In Born to Run, In Bruce Springsteen's celebrated autobiography, the rock singer stated: “I was starting to drink, so I took everything I could get my hands on. We were a little hooked on green Chartreuse. “It was pretty fun.” That yellowish green that pales beautifully in the glass fascinated even characters of the etylic stature of Jay Gatsby, in whose story written by FS Fitzgerald we read: “… we arrived at Gatsby's apartment, a bedroom and a bathroom and an Adam-style study , where we sat and drank a glass of some Chartreuse that he pulled out of a cabinet on the wall.”
The detail of keeping the bottle in a closet may help to recognize the value given to a liquor whose sudden shortage in the United States has become a drama in cocktail bars in New York, Seattle or Michigan, where it is used in cocktails such as Strawberry Brava, Last Word or Sammy's Paradise.
What is the reason for the scarcity of this liquor with extraordinary properties (febrile, spirituous, digestive), based on a secret recipe of 130 botanical ingredients entrusted to the monks in 1605, coming from an ancient manuscript about an “elixir of long life?” ” and produced under the protection of the Isère mountains (France) by the order of Carthusian monks since the 18th century? The answer is easy: the Carthusian monks have refused to increase production, turning a deaf ear to the growing demand.
In a world governed by economic profitability, it is difficult to understand that someone is moved by emotional profitability, but the monks of Chartreuse have put on the brakes to remain faithful to their motto: “The world turns, the cross remains still.” “Growth for growth's sake does not make sense for us,” Emmanuel Delafon, president of Chartreuse Diffusion, stated in the French press. “You can't make that much Chartreuse without ruining the balance of monastic life,” the Rev. Michael K. Holleran, a former monk who oversaw the liquor's production from 1986 to 1990, said in an article published in Terre de Vins. On the other hand, Climate change makes it increasingly complex to obtain the necessary quantities of all plants. Even in the Caves de la Chartreuse, in Voiron, where it is made, and in the surrounding villages, where the consumption of this rooted and popular drink is common, sales have been rationed.

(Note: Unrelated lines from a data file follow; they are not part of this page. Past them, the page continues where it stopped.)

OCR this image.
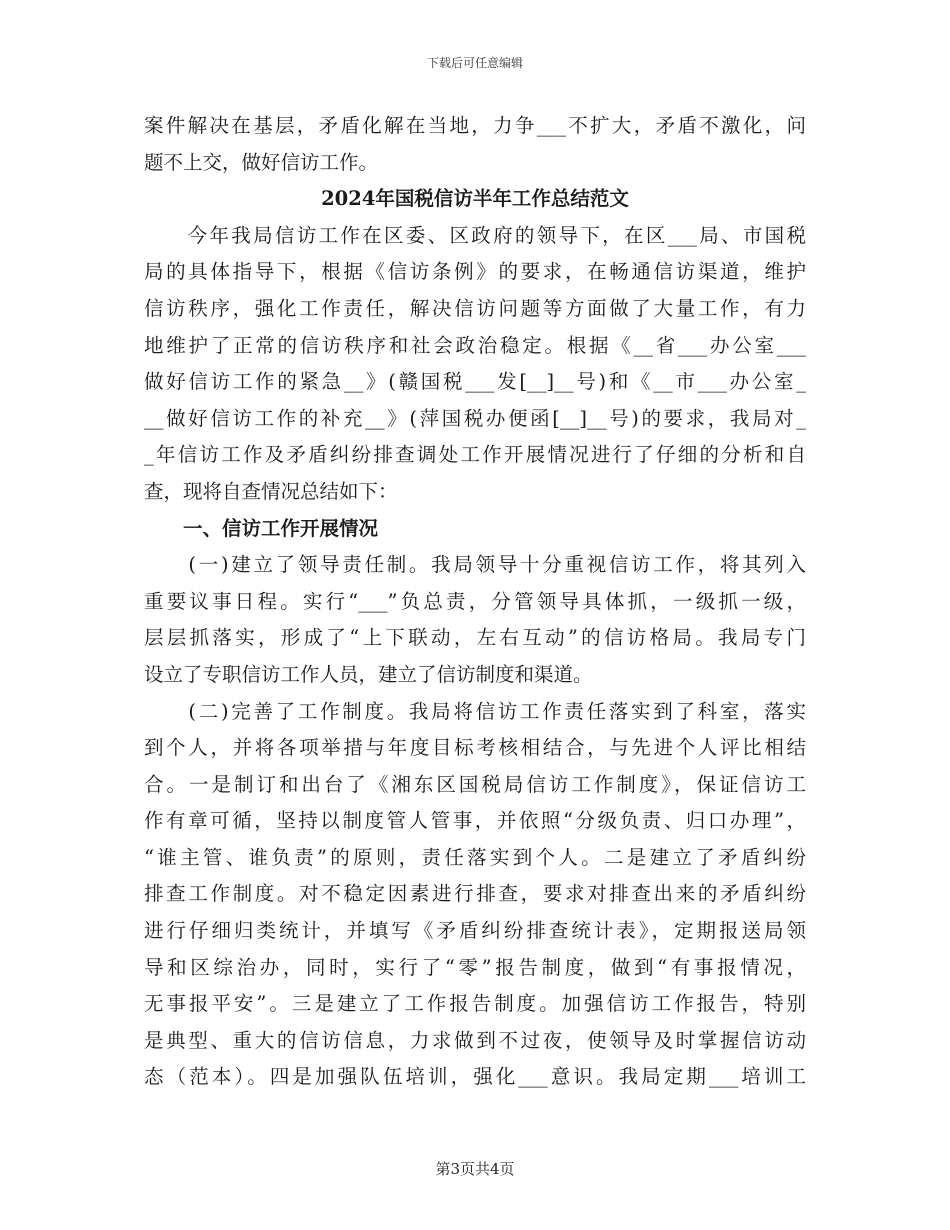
下载后可任意编辑
案件解决在基层，矛盾化解在当地，力争___不扩大，矛盾不激化，问
题不上交，做好信访工作。
2024年国税信访半年工作总结范文
　　今年我局信访工作在区委、区政府的领导下，在区___局、市国税
局的具体指导下，根据《信访条例》的要求，在畅通信访渠道，维护
信访秩序，强化工作责任，解决信访问题等方面做了大量工作，有力
地维护了正常的信访秩序和社会政治稳定。根据《__省___办公室___
做好信访工作的紧急__》(赣国税___发[__]__号)和《__市___办公室_
__做好信访工作的补充__》(萍国税办便函[__]__号)的要求，我局对_
_年信访工作及矛盾纠纷排查调处工作开展情况进行了仔细的分析和自
查，现将自查情况总结如下：
　　一、信访工作开展情况
　　(一)建立了领导责任制。我局领导十分重视信访工作，将其列入
重要议事日程。实行“___”负总责，分管领导具体抓，一级抓一级，
层层抓落实，形成了“上下联动，左右互动”的信访格局。我局专门
设立了专职信访工作人员，建立了信访制度和渠道。
　　(二)完善了工作制度。我局将信访工作责任落实到了科室，落实
到个人，并将各项举措与年度目标考核相结合，与先进个人评比相结
合。一是制订和出台了《湘东区国税局信访工作制度》，保证信访工
作有章可循，坚持以制度管人管事，并依照“分级负责、归口办理”，
“谁主管、谁负责”的原则，责任落实到个人。二是建立了矛盾纠纷
排查工作制度。对不稳定因素进行排查，要求对排查出来的矛盾纠纷
进行仔细归类统计，并填写《矛盾纠纷排查统计表》，定期报送局领
导和区综治办，同时，实行了“零”报告制度，做到“有事报情况，
无事报平安”。三是建立了工作报告制度。加强信访工作报告，特别
是典型、重大的信访信息，力求做到不过夜，使领导及时掌握信访动
态（范本）。四是加强队伍培训，强化___意识。我局定期___培训工
第3页共4页
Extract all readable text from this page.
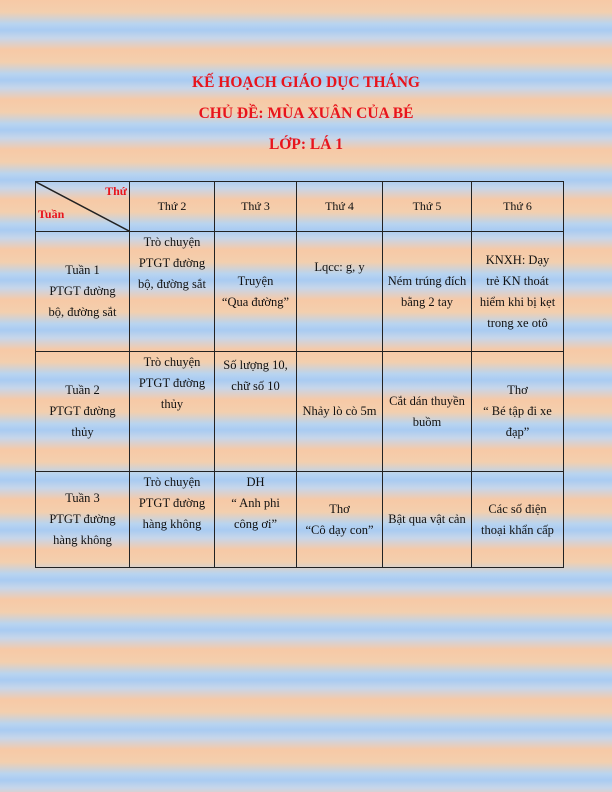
KẾ HOẠCH GIÁO DỤC THÁNG

CHỦ ĐỀ: MÙA XUÂN CỦA BÉ

LỚP: LÁ 1

Thứ
Tuần	Thứ 2	Thứ 3	Thứ 4	Thứ 5	Thứ 6
Tuần 1
PTGT đường
bộ, đường sắt	Trò chuyện
PTGT đường
bộ, đường sắt	Truyện
“Qua đường”	Lqcc: g, y	Ném trúng đích
bằng 2 tay	KNXH: Dạy
trẻ KN thoát
hiểm khi bị kẹt
trong xe otô
Tuần 2
PTGT đường
thủy	Trò chuyện
PTGT đường
thủy	Số lượng 10,
chữ số 10	Nhảy lò cò 5m	Cắt dán thuyền
buồm	Thơ
“ Bé tập đi xe
đạp”
Tuần 3
PTGT đường
hàng không	Trò chuyện
PTGT đường
hàng không	DH
“ Anh phi
công ơi”	Thơ
“Cô dạy con”	Bật qua vật cản	Các số điện
thoại khẩn cấp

A few months ago, an article in The New York Times focused on the attitude of Mr. Joshua Lutz, a health technology professional based in Huntington Woods (Michigan) who has loved (and needed) liquor for more than 20 years, because, aware that finding a bottle was increasingly more complicated, he had begun to tour the country and travel outside of it in search of Chartreuse.

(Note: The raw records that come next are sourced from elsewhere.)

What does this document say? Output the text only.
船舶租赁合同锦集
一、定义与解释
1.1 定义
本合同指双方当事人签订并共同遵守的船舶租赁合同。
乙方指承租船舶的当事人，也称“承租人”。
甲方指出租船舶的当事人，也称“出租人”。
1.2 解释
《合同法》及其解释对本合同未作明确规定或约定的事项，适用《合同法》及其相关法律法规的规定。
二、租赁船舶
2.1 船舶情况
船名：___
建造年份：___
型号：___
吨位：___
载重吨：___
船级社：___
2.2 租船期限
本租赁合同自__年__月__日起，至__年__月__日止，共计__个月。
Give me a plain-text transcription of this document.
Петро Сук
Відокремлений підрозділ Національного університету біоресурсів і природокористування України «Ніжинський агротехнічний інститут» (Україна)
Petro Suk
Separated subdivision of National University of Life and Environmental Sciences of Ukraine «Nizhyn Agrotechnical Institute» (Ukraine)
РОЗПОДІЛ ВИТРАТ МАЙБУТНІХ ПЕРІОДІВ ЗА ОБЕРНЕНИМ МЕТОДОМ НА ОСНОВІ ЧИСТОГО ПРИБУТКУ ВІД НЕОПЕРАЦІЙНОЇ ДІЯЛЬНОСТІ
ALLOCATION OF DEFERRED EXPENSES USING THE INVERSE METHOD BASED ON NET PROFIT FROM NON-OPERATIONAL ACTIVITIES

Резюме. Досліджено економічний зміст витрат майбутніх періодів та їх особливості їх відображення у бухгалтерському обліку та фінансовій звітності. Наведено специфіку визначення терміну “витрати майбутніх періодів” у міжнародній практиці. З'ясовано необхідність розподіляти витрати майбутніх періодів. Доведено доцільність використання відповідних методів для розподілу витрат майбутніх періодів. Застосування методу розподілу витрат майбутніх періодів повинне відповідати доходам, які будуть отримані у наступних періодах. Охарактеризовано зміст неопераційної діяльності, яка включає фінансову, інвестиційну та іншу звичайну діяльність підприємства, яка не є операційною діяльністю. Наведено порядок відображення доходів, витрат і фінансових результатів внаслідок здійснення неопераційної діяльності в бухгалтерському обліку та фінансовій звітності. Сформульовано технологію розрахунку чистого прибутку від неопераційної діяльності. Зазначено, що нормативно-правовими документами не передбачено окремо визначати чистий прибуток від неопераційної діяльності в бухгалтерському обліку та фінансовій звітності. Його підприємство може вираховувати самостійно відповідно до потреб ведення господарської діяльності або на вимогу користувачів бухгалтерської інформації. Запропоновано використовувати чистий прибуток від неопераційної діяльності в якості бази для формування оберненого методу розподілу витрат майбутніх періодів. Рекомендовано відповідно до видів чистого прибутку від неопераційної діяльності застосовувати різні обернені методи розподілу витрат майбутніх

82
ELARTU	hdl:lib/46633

During the pandemic, when every neighbor's child became a professional mixologist in their kitchen, liquor consumption skyrocketed in the United States to such an extent that, according to Chartreuse Diffusion, sales worth $30 million were reached.
To imagine Mr. Lutz from store to store or to get an idea of America's devotion to this drink, it would be enough to review that scene from Inglourious Basterds in which Tarantino gathers his friends around a bar table to buy them shots. of chartreuse with an incontestable intensity and interest. Tom Waits names the liquor in his song Til the Money Runs Out, Frank Zappa did the same in his Fifty-Fifty and that very peculiar group called ZZ Top directly dedicated a song to him that begins like this: “Chartreuse you got the color that turns me loose” (you have a color that drives me crazy) and with a title that could not be more explicit: Chartreuse.